Reputation: 705
I have a list of vectors of integers, for example:
set.seed(1)
vec_list <- replicate(100, sample(1:10000000, size=sample(1:10000, 100)), simplify=FALSE)
And a vector of integers, for example:
vec <- sample(1:10000000, size=10000)
How can I count the number of intergers in each vector in vec_list that appear in the vector vec? I can do this using a for loop. For example:
total_match <- rep(NA, length(vec_list))
for (i in 1:length(vec_list)){
total_match[i] <- length(which(vec_list[[i]] %in% vec))
print(i)
}
However, the list and vector I am trying to apply this too are very large, and this is slow. Please help with suggestions on how to improve performance.

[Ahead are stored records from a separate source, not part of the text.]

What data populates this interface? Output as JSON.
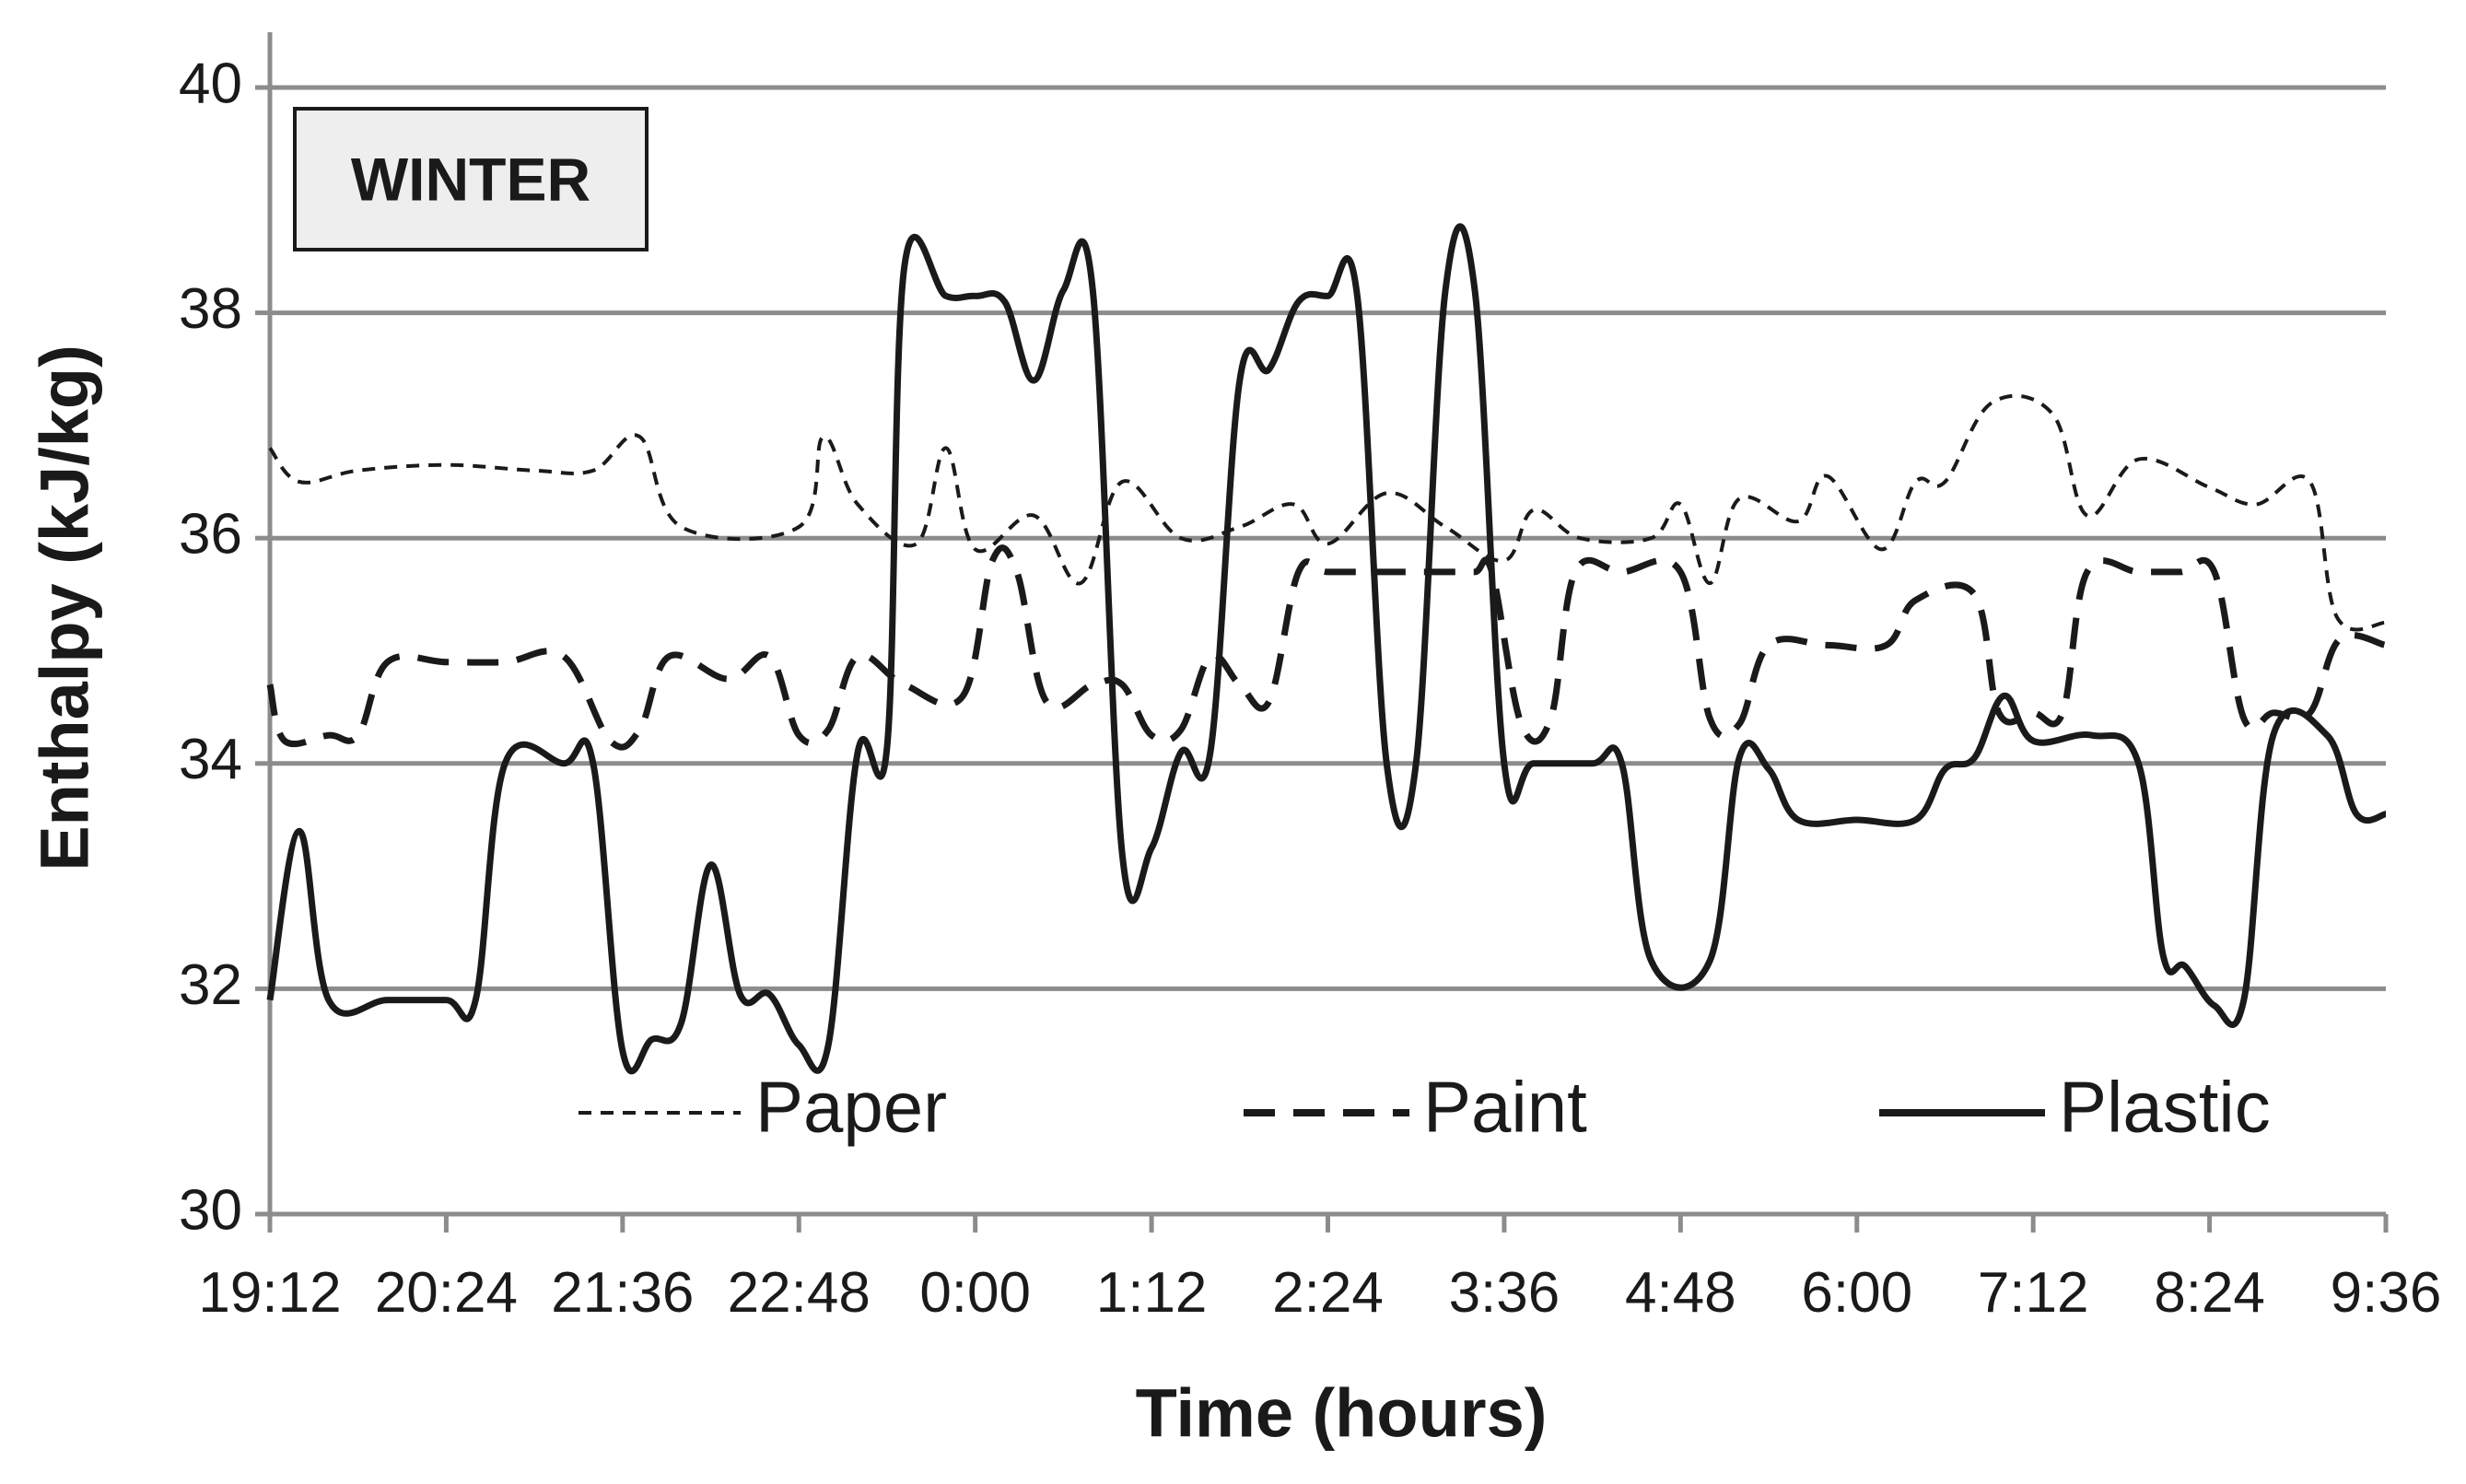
{
  "chart_data": {
    "type": "line",
    "annotation": "WINTER",
    "xlabel": "Time (hours)",
    "ylabel": "Enthalpy (kJ/kg)",
    "ylim": [
      30,
      40
    ],
    "yticks": [
      "30",
      "32",
      "34",
      "36",
      "38",
      "40"
    ],
    "xlim": [
      "19:12",
      "9:36"
    ],
    "xticks": [
      "19:12",
      "20:24",
      "21:36",
      "22:48",
      "0:00",
      "1:12",
      "2:24",
      "3:36",
      "4:48",
      "6:00",
      "7:12",
      "8:24",
      "9:36"
    ],
    "grid": "horizontal",
    "legend_position": "bottom",
    "series": [
      {
        "name": "Paper",
        "style": "fine-dash",
        "color": "#1a1a1a",
        "points": [
          [
            "19:12",
            36.8
          ],
          [
            "19:24",
            36.5
          ],
          [
            "19:48",
            36.6
          ],
          [
            "20:24",
            36.65
          ],
          [
            "21:00",
            36.6
          ],
          [
            "21:24",
            36.6
          ],
          [
            "21:43",
            36.9
          ],
          [
            "22:00",
            36.1
          ],
          [
            "22:48",
            36.1
          ],
          [
            "22:58",
            36.9
          ],
          [
            "23:12",
            36.3
          ],
          [
            "23:36",
            35.95
          ],
          [
            "23:48",
            36.8
          ],
          [
            "0:00",
            35.9
          ],
          [
            "0:24",
            36.2
          ],
          [
            "0:43",
            35.6
          ],
          [
            "1:00",
            36.5
          ],
          [
            "1:24",
            36.0
          ],
          [
            "1:48",
            36.1
          ],
          [
            "2:10",
            36.3
          ],
          [
            "2:24",
            35.95
          ],
          [
            "2:48",
            36.4
          ],
          [
            "3:12",
            36.1
          ],
          [
            "3:36",
            35.8
          ],
          [
            "3:48",
            36.25
          ],
          [
            "4:07",
            36.0
          ],
          [
            "4:36",
            36.0
          ],
          [
            "4:48",
            36.3
          ],
          [
            "5:00",
            35.6
          ],
          [
            "5:12",
            36.35
          ],
          [
            "5:36",
            36.15
          ],
          [
            "5:48",
            36.55
          ],
          [
            "6:10",
            35.9
          ],
          [
            "6:24",
            36.5
          ],
          [
            "6:36",
            36.5
          ],
          [
            "6:55",
            37.2
          ],
          [
            "7:20",
            37.1
          ],
          [
            "7:34",
            36.2
          ],
          [
            "7:55",
            36.7
          ],
          [
            "8:24",
            36.45
          ],
          [
            "8:43",
            36.3
          ],
          [
            "9:05",
            36.5
          ],
          [
            "9:16",
            35.3
          ],
          [
            "9:36",
            35.25
          ]
        ]
      },
      {
        "name": "Paint",
        "style": "dash",
        "color": "#1a1a1a",
        "points": [
          [
            "19:12",
            34.7
          ],
          [
            "19:18",
            34.2
          ],
          [
            "19:36",
            34.25
          ],
          [
            "19:48",
            34.25
          ],
          [
            "20:00",
            34.9
          ],
          [
            "20:24",
            34.9
          ],
          [
            "20:48",
            34.9
          ],
          [
            "21:12",
            34.95
          ],
          [
            "21:31",
            34.2
          ],
          [
            "21:43",
            34.3
          ],
          [
            "21:55",
            34.95
          ],
          [
            "22:19",
            34.75
          ],
          [
            "22:36",
            34.95
          ],
          [
            "22:48",
            34.25
          ],
          [
            "23:00",
            34.3
          ],
          [
            "23:12",
            34.95
          ],
          [
            "23:31",
            34.7
          ],
          [
            "23:55",
            34.6
          ],
          [
            "0:07",
            35.8
          ],
          [
            "0:17",
            35.7
          ],
          [
            "0:29",
            34.55
          ],
          [
            "0:48",
            34.7
          ],
          [
            "1:00",
            34.7
          ],
          [
            "1:12",
            34.25
          ],
          [
            "1:24",
            34.3
          ],
          [
            "1:36",
            34.95
          ],
          [
            "1:48",
            34.7
          ],
          [
            "2:00",
            34.55
          ],
          [
            "2:12",
            35.7
          ],
          [
            "2:24",
            35.7
          ],
          [
            "2:48",
            35.7
          ],
          [
            "3:12",
            35.7
          ],
          [
            "3:24",
            35.7
          ],
          [
            "3:31",
            35.7
          ],
          [
            "3:43",
            34.35
          ],
          [
            "3:55",
            34.4
          ],
          [
            "4:05",
            35.7
          ],
          [
            "4:24",
            35.7
          ],
          [
            "4:48",
            35.7
          ],
          [
            "5:00",
            34.4
          ],
          [
            "5:12",
            34.35
          ],
          [
            "5:24",
            35.05
          ],
          [
            "5:48",
            35.05
          ],
          [
            "6:12",
            35.05
          ],
          [
            "6:24",
            35.45
          ],
          [
            "6:48",
            35.5
          ],
          [
            "6:58",
            34.45
          ],
          [
            "7:12",
            34.45
          ],
          [
            "7:24",
            34.45
          ],
          [
            "7:34",
            35.7
          ],
          [
            "7:55",
            35.7
          ],
          [
            "8:12",
            35.7
          ],
          [
            "8:26",
            35.7
          ],
          [
            "8:38",
            34.4
          ],
          [
            "8:50",
            34.45
          ],
          [
            "9:05",
            34.45
          ],
          [
            "9:17",
            35.1
          ],
          [
            "9:36",
            35.05
          ]
        ]
      },
      {
        "name": "Plastic",
        "style": "solid",
        "color": "#1a1a1a",
        "points": [
          [
            "19:12",
            31.9
          ],
          [
            "19:24",
            33.4
          ],
          [
            "19:36",
            31.9
          ],
          [
            "20:00",
            31.9
          ],
          [
            "20:24",
            31.9
          ],
          [
            "20:36",
            31.9
          ],
          [
            "20:48",
            34.0
          ],
          [
            "21:12",
            34.0
          ],
          [
            "21:24",
            34.0
          ],
          [
            "21:36",
            31.45
          ],
          [
            "21:48",
            31.55
          ],
          [
            "22:00",
            31.7
          ],
          [
            "22:12",
            33.1
          ],
          [
            "22:24",
            31.95
          ],
          [
            "22:36",
            31.95
          ],
          [
            "22:48",
            31.5
          ],
          [
            "23:00",
            31.5
          ],
          [
            "23:12",
            34.1
          ],
          [
            "23:24",
            34.15
          ],
          [
            "23:31",
            38.4
          ],
          [
            "23:48",
            38.15
          ],
          [
            "0:00",
            38.15
          ],
          [
            "0:12",
            38.1
          ],
          [
            "0:24",
            37.4
          ],
          [
            "0:36",
            38.2
          ],
          [
            "0:48",
            38.2
          ],
          [
            "1:00",
            33.2
          ],
          [
            "1:12",
            33.25
          ],
          [
            "1:24",
            34.1
          ],
          [
            "1:36",
            34.1
          ],
          [
            "1:48",
            37.4
          ],
          [
            "2:00",
            37.5
          ],
          [
            "2:12",
            38.1
          ],
          [
            "2:24",
            38.15
          ],
          [
            "2:36",
            38.15
          ],
          [
            "2:48",
            34.0
          ],
          [
            "3:00",
            34.0
          ],
          [
            "3:12",
            38.2
          ],
          [
            "3:24",
            38.2
          ],
          [
            "3:36",
            34.0
          ],
          [
            "3:48",
            34.0
          ],
          [
            "4:12",
            34.0
          ],
          [
            "4:24",
            34.0
          ],
          [
            "4:36",
            32.25
          ],
          [
            "5:00",
            32.25
          ],
          [
            "5:12",
            34.05
          ],
          [
            "5:24",
            33.95
          ],
          [
            "5:36",
            33.5
          ],
          [
            "6:00",
            33.5
          ],
          [
            "6:24",
            33.5
          ],
          [
            "6:36",
            33.95
          ],
          [
            "6:48",
            34.05
          ],
          [
            "7:00",
            34.6
          ],
          [
            "7:12",
            34.2
          ],
          [
            "7:36",
            34.25
          ],
          [
            "7:55",
            34.0
          ],
          [
            "8:05",
            32.3
          ],
          [
            "8:14",
            32.2
          ],
          [
            "8:26",
            31.85
          ],
          [
            "8:38",
            31.9
          ],
          [
            "8:50",
            34.25
          ],
          [
            "9:12",
            34.25
          ],
          [
            "9:24",
            33.55
          ],
          [
            "9:36",
            33.55
          ]
        ]
      }
    ]
  }
}
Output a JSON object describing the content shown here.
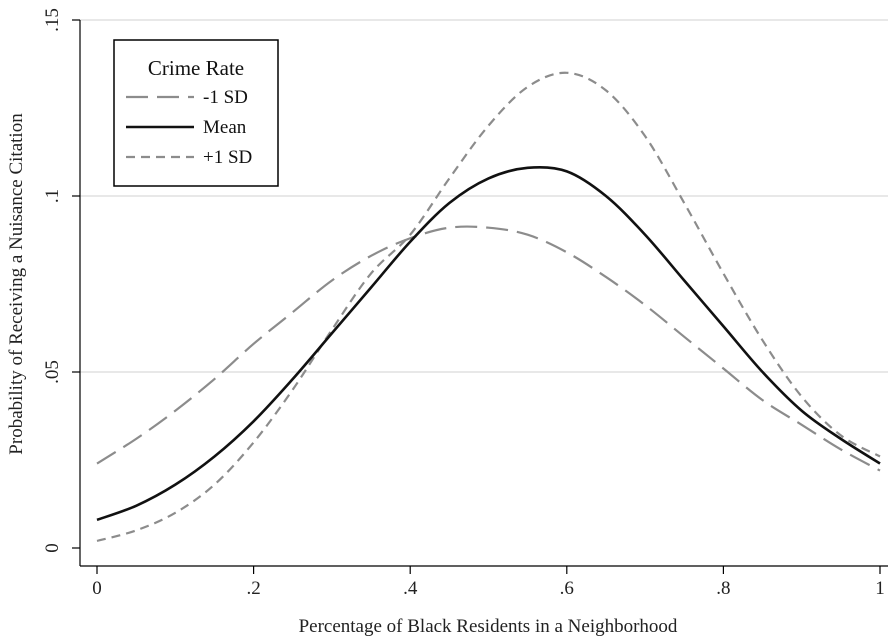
{
  "chart_data": {
    "type": "line",
    "xlabel": "Percentage of Black Residents in a Neighborhood",
    "ylabel": "Probability of Receiving a Nuisance Citation",
    "xlim": [
      0,
      1
    ],
    "ylim": [
      0,
      0.15
    ],
    "x_ticks": [
      {
        "value": 0,
        "label": "0"
      },
      {
        "value": 0.2,
        "label": ".2"
      },
      {
        "value": 0.4,
        "label": ".4"
      },
      {
        "value": 0.6,
        "label": ".6"
      },
      {
        "value": 0.8,
        "label": ".8"
      },
      {
        "value": 1,
        "label": "1"
      }
    ],
    "y_ticks": [
      {
        "value": 0,
        "label": "0"
      },
      {
        "value": 0.05,
        "label": ".05"
      },
      {
        "value": 0.1,
        "label": ".1"
      },
      {
        "value": 0.15,
        "label": ".15"
      }
    ],
    "grid": "horizontal",
    "legend": {
      "title": "Crime Rate",
      "position": "top-left"
    },
    "x": [
      0,
      0.05,
      0.1,
      0.15,
      0.2,
      0.25,
      0.3,
      0.35,
      0.4,
      0.45,
      0.5,
      0.55,
      0.6,
      0.65,
      0.7,
      0.75,
      0.8,
      0.85,
      0.9,
      0.95,
      1
    ],
    "series": [
      {
        "name": "-1 SD",
        "style": "long-dash",
        "color": "#8c8c8c",
        "values": [
          0.024,
          0.031,
          0.039,
          0.048,
          0.058,
          0.067,
          0.076,
          0.083,
          0.088,
          0.091,
          0.091,
          0.089,
          0.084,
          0.077,
          0.069,
          0.06,
          0.051,
          0.042,
          0.035,
          0.028,
          0.022
        ]
      },
      {
        "name": "Mean",
        "style": "solid",
        "color": "#111111",
        "values": [
          0.008,
          0.012,
          0.018,
          0.026,
          0.036,
          0.048,
          0.061,
          0.074,
          0.087,
          0.098,
          0.105,
          0.108,
          0.107,
          0.1,
          0.089,
          0.076,
          0.063,
          0.05,
          0.039,
          0.031,
          0.024
        ]
      },
      {
        "name": "+1 SD",
        "style": "short-dash",
        "color": "#8c8c8c",
        "values": [
          0.002,
          0.005,
          0.01,
          0.018,
          0.03,
          0.045,
          0.062,
          0.078,
          0.089,
          0.105,
          0.12,
          0.131,
          0.135,
          0.13,
          0.117,
          0.098,
          0.078,
          0.059,
          0.043,
          0.032,
          0.026
        ]
      }
    ]
  }
}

Using data.table is much faster, but does not return 0's when there are no matches. For example:
DT <- data.table(repid=rep(1:length(vec_list), sapply(vec_list, length)), val=unlist(vec_list))
total_match2 <- DT[.(vec), on=.(val), nomatch=0L, .N, keyby=.(repid)]$N
Upvotes: 2
Views: 504
Reputation: 66819
Another, a variant of @chinsoon's:
nvec = 5000
max_size = 10000
nv = 10000000
set.seed(1)
vec_list <- replicate(nvec, sample(nv, size=sample(max_size, 1)), simplify=FALSE)
vec <- sample(nv, size=max_size)
system.time(
res <- rbindlist(lapply(vec_list, list), id=TRUE)[.(vec), on=.(V1), nomatch=0, .N, keyby=.id]
)
# user system elapsed
# 0.86 0.20 0.47
system.time({
DT <- setDT(stack(setNames(vec_list, 1:length(vec_list))))
res2 <- DT[, x := +(values %in% vec)][, sum(x), keyby=.(ind)]$V1
})
# user system elapsed
# 1.03 0.45 1.00
identical(res2[res2 != 0], res$N) # TRUE
Upvotes: 1
Reputation: 25225
Maybe try:
DT <- setDT(stack(setNames(vec_list, 1:length(vec_list))))
DT[, x := +(values %in% vec)][, sum(x), keyby=.(ind)]$V1
Upvotes: 1